Non convincono invece l’elettrica Rooftop e l’impalpabile Snow Outside. Comunque ben si distinguono gli inserti dei vari strumenti (in particolare il violino di Boyd Tinsley) che contribuiscono a caratterizzare il sound corale distintivo della band. Per intenderci i DMB non hanno inventato nulla di nuovo, ma hanno saputo combinare i diversi generi rock, folk, jazz, funky e anche blues in un unico combo di suoni.

Lasciata come ultima traccia, Drunken Soldier, è probabilmente l’apice dell’album. È una canzone epica, introdotta da uno strumentale di quasi tre minuti, da prima caotico, poi gentile e quindi potente. È il preludio per l’ingresso della voce calda e sicura di Dave: “Tieni la testa alta e cerca di ascoltare il tuo cuore… e un giorno ce ne andremo perciò fai brillare la tua luce fintanto che ne hai”. Il tono e le parole sono quelle di un buon padre che ha già maturato una sua esperienza e che sprona e consiglia il figlio: “Espandi la tua mente, gonfia il tuo cuore e provaci. Non perdere tempo cercando di essere qualcosa che non sei”. Il timbro di Dave si fa più deciso e quasi urlato: “Guardare dalla tua finestra è un modo per vedere il mondo. Fai un salto fuori e guarda dentro. Guarda e ascolta”. L’atmosfera si fa poi rarefatta e sfocia in sonorità già esplorate dai Pink Floyd in cui emerge il suono del sax che guida la sezione ritmica.

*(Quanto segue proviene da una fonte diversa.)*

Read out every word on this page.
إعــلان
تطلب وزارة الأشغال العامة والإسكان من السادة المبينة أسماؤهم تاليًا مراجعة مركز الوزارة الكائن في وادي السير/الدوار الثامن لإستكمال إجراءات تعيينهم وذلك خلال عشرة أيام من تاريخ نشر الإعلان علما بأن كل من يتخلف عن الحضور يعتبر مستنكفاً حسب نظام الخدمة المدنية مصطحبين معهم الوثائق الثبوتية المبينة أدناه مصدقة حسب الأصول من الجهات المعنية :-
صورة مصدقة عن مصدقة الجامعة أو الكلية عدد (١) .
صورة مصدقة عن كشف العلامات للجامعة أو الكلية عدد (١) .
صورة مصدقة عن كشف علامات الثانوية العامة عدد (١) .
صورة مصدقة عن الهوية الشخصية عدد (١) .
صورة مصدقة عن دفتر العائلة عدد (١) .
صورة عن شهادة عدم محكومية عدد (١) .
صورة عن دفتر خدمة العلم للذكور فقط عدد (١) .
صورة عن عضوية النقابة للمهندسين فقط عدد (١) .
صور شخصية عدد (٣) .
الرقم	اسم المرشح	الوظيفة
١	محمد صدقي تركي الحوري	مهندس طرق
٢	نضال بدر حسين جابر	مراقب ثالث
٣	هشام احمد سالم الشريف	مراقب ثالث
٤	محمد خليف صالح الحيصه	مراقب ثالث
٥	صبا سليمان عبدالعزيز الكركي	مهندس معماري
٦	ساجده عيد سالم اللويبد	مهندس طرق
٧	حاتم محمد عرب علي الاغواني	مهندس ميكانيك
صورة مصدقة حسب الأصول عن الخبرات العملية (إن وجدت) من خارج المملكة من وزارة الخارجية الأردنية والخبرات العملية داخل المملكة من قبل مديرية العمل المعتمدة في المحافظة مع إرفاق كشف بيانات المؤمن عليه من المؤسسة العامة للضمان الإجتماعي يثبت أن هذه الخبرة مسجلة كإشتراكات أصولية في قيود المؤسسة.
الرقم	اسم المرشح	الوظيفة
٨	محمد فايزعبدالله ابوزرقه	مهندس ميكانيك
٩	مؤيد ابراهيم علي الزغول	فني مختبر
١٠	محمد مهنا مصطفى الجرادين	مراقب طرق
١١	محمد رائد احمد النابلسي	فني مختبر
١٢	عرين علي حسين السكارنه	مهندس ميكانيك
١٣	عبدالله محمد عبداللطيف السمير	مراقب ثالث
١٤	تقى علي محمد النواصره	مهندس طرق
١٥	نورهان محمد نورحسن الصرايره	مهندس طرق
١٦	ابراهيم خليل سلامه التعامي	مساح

 Nel complesso il sound del nuovo disco ha il sapore di un ritorno al passato complice anche la ritrovata collaborazione con il produttore originario Steve Lillywhite a cui la DMB aveva affidato il confezionamento dei primi tre album. Le liriche riflettono invece in pieno la maturazione di Dave Matthews, tanto che lui stesso a 45 anni, dichiara “I’m too old to wanna be younger now”(verso incluso anche nella canzone Sweet). 

 Non resta che sperare di ascoltare e di assistere presto alle trasformazioni e alle dilatazioni delle nuove registrazioni nelle esecuzioni live, il vero valore aggiunto fornito da una Jam band quale è la Dave Matthews Band. Negli anni ’90 si sono esibiti diverse volte in Italia, ma è a Lucca nel 2009, al Summer Festival, che si è instaurato un legame unico con il pubblico italiano. La stessa DMB rimase positivamente colpita e commossa dal trasporto e dall’entusiasmo del pubblico, tanto da suonare per 3 ore e 30 minuti e poi pubblicare l’intera registrazione della serata in tre cd set(Europe 2009), rappresentazione esaustiva del tour nel vecchio continente.

Ho avuto il piacere di vedere i DMB per la prima volta solo l’anno successivo, sia Milano che a Roma. E lì ho capito chi aveva ragione. Jeremy (from SC) spoke.